ALTER STORAGE CREDENTIAL <credential-name> OWNER TO <principal>;
Een opslagreferentie markeren als alleen-lezen
Als u wilt dat gebruikers alleen-lezentoegang hebben tot alle gegevens die worden beheerd door een opslagreferentie, kunt u Catalog Explorer gebruiken om de opslagreferentie als alleen-lezen te markeren.
Als u opslagreferenties alleen-lezen maakt, betekent dit dat elke opslag die is geconfigureerd met die referentie alleen-lezen is.
U kunt opslagreferenties markeren als alleen-lezen wanneer u ze maakt.
U kunt Catalog Explorer ook gebruiken om de status Alleen-lezen te wijzigen nadat u een opslagreferentie hebt gemaakt:
- Zoek in Catalog Explorer de opslagreferenties, klik op het menu Voor het object in de objectrij en selecteer Bewerken.
- Selecteer in het dialoogvenster Bewerken de optie Alleen-lezen .
De naam van een opslagreferentie wijzigen
Als u de naam van een opslagreferentie wilt wijzigen, kunt u Catalog Explorer of een SQL-opdracht gebruiken.
Catalogusverkenner
- Klik in de zijbalk op Catalogus.
- Klik op de pagina Snelle toegang op de knop Externe gegevens >en ga naar het tabblad Referenties.
- Klik op de naam van een opslagreferentie om het bewerkingsdialoogvenster te openen.

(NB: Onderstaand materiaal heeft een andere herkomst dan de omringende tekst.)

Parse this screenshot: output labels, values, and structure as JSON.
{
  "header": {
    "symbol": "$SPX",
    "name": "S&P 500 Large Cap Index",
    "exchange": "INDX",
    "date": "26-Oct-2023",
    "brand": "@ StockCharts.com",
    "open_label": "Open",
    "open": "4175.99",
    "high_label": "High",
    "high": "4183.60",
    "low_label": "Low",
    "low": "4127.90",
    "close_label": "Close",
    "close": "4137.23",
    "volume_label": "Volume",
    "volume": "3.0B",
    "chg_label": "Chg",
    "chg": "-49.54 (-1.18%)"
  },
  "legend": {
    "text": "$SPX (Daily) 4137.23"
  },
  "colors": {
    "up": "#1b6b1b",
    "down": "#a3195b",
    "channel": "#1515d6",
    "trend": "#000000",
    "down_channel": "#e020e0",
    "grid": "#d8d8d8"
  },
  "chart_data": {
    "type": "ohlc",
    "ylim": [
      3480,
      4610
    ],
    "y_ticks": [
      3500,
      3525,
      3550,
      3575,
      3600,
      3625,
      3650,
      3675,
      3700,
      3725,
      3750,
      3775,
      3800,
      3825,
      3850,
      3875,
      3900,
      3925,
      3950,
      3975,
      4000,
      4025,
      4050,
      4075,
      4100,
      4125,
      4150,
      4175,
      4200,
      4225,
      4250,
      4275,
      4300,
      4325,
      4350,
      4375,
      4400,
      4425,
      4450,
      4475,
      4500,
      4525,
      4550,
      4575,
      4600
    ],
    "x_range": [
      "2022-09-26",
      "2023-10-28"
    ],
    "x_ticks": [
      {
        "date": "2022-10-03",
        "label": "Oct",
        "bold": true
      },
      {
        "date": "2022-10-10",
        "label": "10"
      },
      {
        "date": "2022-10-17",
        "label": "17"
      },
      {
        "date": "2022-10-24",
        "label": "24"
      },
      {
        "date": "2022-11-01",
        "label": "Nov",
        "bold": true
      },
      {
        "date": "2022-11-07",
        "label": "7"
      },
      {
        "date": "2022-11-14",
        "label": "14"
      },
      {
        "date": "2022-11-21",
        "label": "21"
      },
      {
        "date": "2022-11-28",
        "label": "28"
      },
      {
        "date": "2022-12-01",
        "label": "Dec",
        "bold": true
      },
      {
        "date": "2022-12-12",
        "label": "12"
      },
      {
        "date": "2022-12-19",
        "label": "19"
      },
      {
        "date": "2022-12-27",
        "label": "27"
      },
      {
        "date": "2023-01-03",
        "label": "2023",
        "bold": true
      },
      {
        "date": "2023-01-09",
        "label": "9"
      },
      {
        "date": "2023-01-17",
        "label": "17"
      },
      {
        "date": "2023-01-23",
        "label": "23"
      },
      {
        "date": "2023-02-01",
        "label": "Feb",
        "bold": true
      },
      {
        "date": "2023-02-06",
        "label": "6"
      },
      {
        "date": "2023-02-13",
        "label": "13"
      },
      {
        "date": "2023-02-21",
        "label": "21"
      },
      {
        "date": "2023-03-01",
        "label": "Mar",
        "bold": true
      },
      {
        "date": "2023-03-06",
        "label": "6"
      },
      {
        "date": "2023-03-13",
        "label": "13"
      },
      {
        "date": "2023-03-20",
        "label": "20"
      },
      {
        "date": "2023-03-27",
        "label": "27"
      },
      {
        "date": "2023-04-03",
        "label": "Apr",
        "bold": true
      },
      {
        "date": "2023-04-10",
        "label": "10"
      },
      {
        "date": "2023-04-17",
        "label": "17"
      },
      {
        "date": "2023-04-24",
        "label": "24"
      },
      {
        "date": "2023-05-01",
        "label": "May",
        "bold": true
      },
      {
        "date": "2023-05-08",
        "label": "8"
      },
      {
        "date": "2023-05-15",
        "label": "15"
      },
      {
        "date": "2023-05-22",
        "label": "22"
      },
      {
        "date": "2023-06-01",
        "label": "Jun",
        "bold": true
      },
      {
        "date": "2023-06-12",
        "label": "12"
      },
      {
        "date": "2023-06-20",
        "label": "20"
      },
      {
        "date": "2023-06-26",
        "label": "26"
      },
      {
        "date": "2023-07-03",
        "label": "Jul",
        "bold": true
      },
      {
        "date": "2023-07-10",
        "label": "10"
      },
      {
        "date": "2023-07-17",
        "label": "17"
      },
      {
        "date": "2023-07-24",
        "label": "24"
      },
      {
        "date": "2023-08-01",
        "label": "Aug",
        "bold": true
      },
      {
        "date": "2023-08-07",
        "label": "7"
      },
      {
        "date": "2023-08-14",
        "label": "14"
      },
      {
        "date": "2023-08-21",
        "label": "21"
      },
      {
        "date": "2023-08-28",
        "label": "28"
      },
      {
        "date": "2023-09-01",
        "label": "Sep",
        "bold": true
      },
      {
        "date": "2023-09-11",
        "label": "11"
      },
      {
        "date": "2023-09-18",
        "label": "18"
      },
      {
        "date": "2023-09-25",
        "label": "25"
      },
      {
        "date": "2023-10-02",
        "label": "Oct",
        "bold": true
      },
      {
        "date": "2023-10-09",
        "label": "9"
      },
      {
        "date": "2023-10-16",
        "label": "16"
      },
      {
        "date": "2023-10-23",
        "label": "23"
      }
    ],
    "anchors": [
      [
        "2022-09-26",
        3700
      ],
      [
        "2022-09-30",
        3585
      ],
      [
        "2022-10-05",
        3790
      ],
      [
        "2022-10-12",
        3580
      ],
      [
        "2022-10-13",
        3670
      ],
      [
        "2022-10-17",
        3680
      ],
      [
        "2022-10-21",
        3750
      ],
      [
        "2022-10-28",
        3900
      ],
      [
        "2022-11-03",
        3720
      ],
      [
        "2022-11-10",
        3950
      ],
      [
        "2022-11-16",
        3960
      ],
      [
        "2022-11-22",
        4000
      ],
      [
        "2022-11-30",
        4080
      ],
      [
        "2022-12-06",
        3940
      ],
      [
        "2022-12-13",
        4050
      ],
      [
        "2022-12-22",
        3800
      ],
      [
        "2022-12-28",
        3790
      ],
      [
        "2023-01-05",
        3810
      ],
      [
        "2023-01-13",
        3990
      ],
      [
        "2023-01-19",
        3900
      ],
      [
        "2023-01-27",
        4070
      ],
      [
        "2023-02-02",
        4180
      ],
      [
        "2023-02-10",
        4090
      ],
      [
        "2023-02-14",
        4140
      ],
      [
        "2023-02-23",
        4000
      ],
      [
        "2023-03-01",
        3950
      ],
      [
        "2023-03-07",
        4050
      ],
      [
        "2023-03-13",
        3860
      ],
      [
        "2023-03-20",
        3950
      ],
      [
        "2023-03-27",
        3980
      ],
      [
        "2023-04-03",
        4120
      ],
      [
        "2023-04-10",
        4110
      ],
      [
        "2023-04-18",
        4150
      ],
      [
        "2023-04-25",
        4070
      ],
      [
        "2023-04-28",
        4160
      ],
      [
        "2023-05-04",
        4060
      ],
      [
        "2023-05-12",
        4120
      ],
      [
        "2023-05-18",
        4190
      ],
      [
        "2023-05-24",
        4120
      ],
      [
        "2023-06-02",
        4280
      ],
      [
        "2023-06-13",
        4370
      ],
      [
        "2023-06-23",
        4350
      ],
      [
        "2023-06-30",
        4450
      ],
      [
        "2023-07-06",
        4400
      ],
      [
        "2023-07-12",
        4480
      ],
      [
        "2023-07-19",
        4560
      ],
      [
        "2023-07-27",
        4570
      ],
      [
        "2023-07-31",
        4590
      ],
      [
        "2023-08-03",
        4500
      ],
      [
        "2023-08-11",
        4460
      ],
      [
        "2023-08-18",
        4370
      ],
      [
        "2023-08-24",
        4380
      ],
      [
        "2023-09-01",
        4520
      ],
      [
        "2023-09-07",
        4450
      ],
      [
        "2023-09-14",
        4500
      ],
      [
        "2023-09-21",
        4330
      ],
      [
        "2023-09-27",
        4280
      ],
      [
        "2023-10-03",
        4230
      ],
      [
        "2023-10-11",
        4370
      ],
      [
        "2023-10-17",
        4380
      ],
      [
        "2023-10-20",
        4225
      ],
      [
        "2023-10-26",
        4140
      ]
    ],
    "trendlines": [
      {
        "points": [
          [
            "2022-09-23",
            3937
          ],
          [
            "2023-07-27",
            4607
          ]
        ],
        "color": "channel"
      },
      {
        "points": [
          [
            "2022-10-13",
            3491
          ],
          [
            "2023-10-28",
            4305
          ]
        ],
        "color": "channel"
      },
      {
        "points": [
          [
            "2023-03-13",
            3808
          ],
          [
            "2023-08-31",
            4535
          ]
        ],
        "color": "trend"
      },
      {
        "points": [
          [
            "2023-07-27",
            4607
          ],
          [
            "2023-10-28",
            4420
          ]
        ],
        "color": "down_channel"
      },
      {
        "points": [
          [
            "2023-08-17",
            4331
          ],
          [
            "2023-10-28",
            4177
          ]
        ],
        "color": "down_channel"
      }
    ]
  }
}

- Wijzig de naam van de opslagreferentie en sla deze op.
SQL
Voer de volgende opdracht uit in een notebook of de Databricks SQL-editor. Vervang de waarden van de tijdelijke aanduidingen:
<credential-name>
: De naam van de referentie.<new-credential-name>
: Een nieuwe naam voor de referentie.
ALTER STORAGE CREDENTIAL <credential-name> RENAME TO <new-credential-name>;
Een opslagreferentie verwijderen
Als u een opslagreferentie wilt verwijderen (verwijderen), moet u de eigenaar zijn. Als u een opslagreferentie wilt verwijderen, kunt u Catalog Explorer of een SQL-opdracht gebruiken.
Catalogusverkenner
- Klik in de zijbalk op Catalogus.
- Klik op de pagina Snelle toegang op de knop Externe gegevens >en ga naar het tabblad Referenties.
- Klik op de naam van een opslagreferentie om het bewerkingsdialoogvenster te openen.
- Klik op de knop Verwijderen.
SQL
Voer de volgende opdracht uit in een notebook of de Databricks SQL-editor. Vervang door <credential-name>
de naam van de referentie. Gedeelten van de opdracht tussen haakjes zijn optioneel. Als de referentie standaard wordt gebruikt door een externe locatie, wordt deze niet verwijderd. Vervang door <credential-name>
de naam van de referentie.
IF EXISTS
retourneert geen fout als de referentie niet bestaat.